Il essaya de crier, mais ignorant tout-à-fait l’art de se faire entendre dans une pareille contrée, il éleva la voix, et la mit dans un ton absolument semblable à celui dans lequel rugissaient l’eau et le vent ; de sorte que, même à vingt pas de l’endroit où il parlait, il aurait été complètement impossible de la distinguer de celle des éléments furieux.
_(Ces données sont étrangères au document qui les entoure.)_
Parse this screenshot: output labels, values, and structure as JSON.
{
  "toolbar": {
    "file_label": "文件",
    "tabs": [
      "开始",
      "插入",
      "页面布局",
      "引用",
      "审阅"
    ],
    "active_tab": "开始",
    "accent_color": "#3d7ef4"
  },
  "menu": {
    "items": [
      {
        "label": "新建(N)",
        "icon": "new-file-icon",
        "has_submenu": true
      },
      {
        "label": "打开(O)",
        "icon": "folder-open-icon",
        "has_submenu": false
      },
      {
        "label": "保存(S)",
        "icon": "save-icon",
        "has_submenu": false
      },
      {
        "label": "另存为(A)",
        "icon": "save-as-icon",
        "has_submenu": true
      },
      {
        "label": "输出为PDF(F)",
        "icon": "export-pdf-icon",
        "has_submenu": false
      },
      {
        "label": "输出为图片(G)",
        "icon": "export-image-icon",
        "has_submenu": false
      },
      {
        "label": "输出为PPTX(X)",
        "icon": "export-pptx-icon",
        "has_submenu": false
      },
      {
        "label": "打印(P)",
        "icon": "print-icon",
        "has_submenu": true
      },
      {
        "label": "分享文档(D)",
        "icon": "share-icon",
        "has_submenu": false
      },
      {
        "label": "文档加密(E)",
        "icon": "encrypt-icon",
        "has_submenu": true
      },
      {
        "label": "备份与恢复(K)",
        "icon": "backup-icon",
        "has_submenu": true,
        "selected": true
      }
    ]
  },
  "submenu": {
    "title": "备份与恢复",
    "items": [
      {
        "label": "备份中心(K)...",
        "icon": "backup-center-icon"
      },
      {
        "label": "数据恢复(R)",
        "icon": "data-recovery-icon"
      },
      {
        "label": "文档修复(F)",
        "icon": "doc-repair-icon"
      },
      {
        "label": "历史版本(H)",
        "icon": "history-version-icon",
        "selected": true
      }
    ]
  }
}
Le guide sourit aux efforts infructueux de son patron, puis monta sa propre voix, de manière à produire un cri fort, sauvage et prolongé, qui, formé en apparence avec moins de peine que celui de l’Anglais, était néanmoins un son distinct, ne ressemblant à aucun de ceux qui retentissaient à l’entour, et assez haut pour être certainement entendu à une distance très considérable. On lui répliqua aussitôt par des cris de même nature, qui approchèrent peu à peu de la plate-forme, apportant une espérance de plus en plus vive à l’inquiet voyageur.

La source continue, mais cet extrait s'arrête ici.